Der im vergangenen Jahre bei uns einquartiert gewesene französische General hatte sich vor demselben Bilde schmunzelnd eine Köchin gewünscht, die der Maria gleiche, worauf seine Adjutanten lachten und dem Gespräch eine so frivole Wendung gaben, daß meine Mutter das Zimmer verließ. Unsere Kosaken waren indes keine Generale, sondern nur gemeine Russen, denen man noch etwas Ehrfurcht vor dem Heiligen zugute halten konnte. Außerdem waren sie ein frisches, fröhliches Völkchen, voll Gesang und guter Laune und, wie gesagt, bisweilen auch voll Branntwein. Nüchtern aber oder trunken gingen sie doch immer ihrem Feinde keck zu Leibe, und täglich erzählte man sich von der unerschrockenen Gewandtheit, mit der sie ihre Streiche auszuführen wußten. Auf ihren unermüdlichen Pferden schwammen sie über den Strom, erschienen plötzlich im Rücken der Franzosen, die sie unablässig neckten und erschreckten und ihnen Abbruch taten, wo sie konnten. Bei Nacht gelang es ihnen sogar, zahlreiche am anderen Ufer versteckte Kähne wegzunehmen und nach der Neustadt überzuführen.

Der schlaue Führer dieses kecken Haufens, Obrist Brendel, war wunderlicherweise ein Deutscher und interessierte demnächst durch seinen ungeheuren Bart, der an üppiger Vegetation alle Vorstellung übertraf und ihm bis zum Gürtel reichte. Brendel hatte dem Vernehmen nach früher in österreichischen Diensten gestanden, wo er, wie man sagte, sich genötigt gesehen, jenen reglementswidrigen Auswuchs, da er ihn nicht abschneiden wollte, in langen Flechten unter die Uniform zu knöpfen. Als ihm aber auch dies verleidet worden, habe er endlich in der Vorliebe für seinen Bart seinen eigentlichen Beruf erkannt und sei Kosak geworden. In Dresden erfreute sich dieser bärtige Obrist einer dreifachen Huldigung. Die nichts von seiner Herkunft wußten, feierten ihn als Russen und furchtbaren Barbaren, die anderen als wohlgesinnten deutschen Landsmann, und alle, die mit ihm in Berührung kamen, freuten sich seiner kräftigen und jovialen Persönlichkeit. Er ward schnell zum Löwen des Tages; aber obschon man ihn nach Kräften zu fetieren suchte, konnte er sich doch mit dem faulen Leben nicht vertragen. Er mußte vorwärts und die Nachhut der Franzosen weiterdrängen.
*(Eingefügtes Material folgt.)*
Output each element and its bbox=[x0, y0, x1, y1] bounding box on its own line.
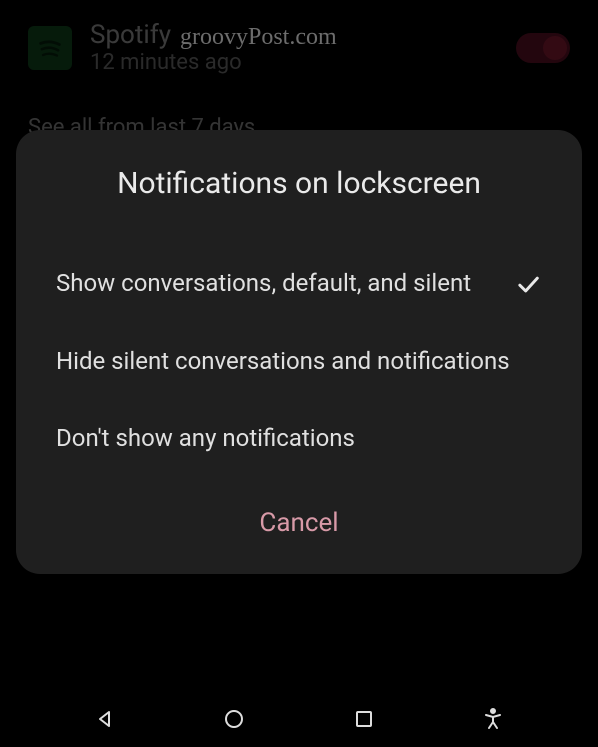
option-dont-show[interactable]: Don't show any notifications bbox=[56, 400, 542, 478]
option-show-all[interactable]: Show conversations, default, and silent bbox=[56, 245, 542, 323]
dialog-title: Notifications on lockscreen bbox=[56, 166, 542, 201]
watermark: groovyPost.com bbox=[180, 24, 337, 51]
accessibility-icon bbox=[481, 707, 505, 731]
notification-toggle[interactable] bbox=[516, 33, 570, 63]
cancel-button[interactable]: Cancel bbox=[56, 478, 542, 546]
notification-timestamp: 12 minutes ago bbox=[90, 50, 498, 75]
navigation-bar bbox=[0, 691, 598, 747]
check-icon bbox=[514, 270, 542, 298]
toggle-thumb bbox=[543, 36, 567, 60]
notification-app-name: Spotify bbox=[90, 20, 498, 50]
recents-button[interactable] bbox=[342, 697, 386, 741]
accessibility-button[interactable] bbox=[471, 697, 515, 741]
back-button[interactable] bbox=[83, 697, 127, 741]
spotify-icon bbox=[28, 26, 72, 70]
circle-home-icon bbox=[222, 707, 246, 731]
home-button[interactable] bbox=[212, 697, 256, 741]
notification-row: Spotify 12 minutes ago bbox=[0, 0, 598, 95]
notification-text: Spotify 12 minutes ago bbox=[90, 20, 498, 75]
lockscreen-notifications-dialog: Notifications on lockscreen Show convers… bbox=[16, 130, 582, 574]
option-label: Show conversations, default, and silent bbox=[56, 267, 498, 301]
option-hide-silent[interactable]: Hide silent conversations and notificati… bbox=[56, 323, 542, 401]
option-label: Hide silent conversations and notificati… bbox=[56, 345, 542, 379]
triangle-back-icon bbox=[93, 707, 117, 731]
square-recents-icon bbox=[352, 707, 376, 731]
option-label: Don't show any notifications bbox=[56, 422, 542, 456]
Der Marschall Davout war zwar unmittelbar nach Sprengung der Brücke mit dem Kerne seiner Truppen abgezogen, doch standen in der Altstadt immer noch 3000 Mann, die mit der Pudelmütze nicht wegzuschlagen waren. Da geschah es aber, daß wir etwa in der zweiten Nacht nach Brendels Ankunft durch starken Trommelwirbel und ein schwerfälliges Gerassel aus dem Schlafe aufgestört wurden. Jedermann dachte an den Einmarsch eines Armeekorps mit zahlreicher Artillerie, und man war daher nicht wenig erstaunt, am nächsten Morgen die Straßen leer und alles beim alten zu finden. Der ganze Spektakel war nichts anderes gewesen als ein Gespenst, das Brendel heraufbeschworen, um die Franzosen aus der Altstadt wegzuschrecken. Er hatte nämlich aus den benachbarten kleinen Städten und Ortschaften die sämtlichen Trommler der Schützengesellschaften zusammentreiben und durch die Straßen der Neustadt wirbeln lassen. Hinter ihnen fuhren mit Steinen schwer beladene Leiterwagen. Die Franzosen aber hatten richtig Schein mit Sein verwechselt: sie waren abgezogen, und Brendel schwamm mit seinen Kosaken durch den Strom, sie zu verfolgen. Erst hinter ihnen schloß ein interimistischer Holzbau die große Bresche in der Brücke.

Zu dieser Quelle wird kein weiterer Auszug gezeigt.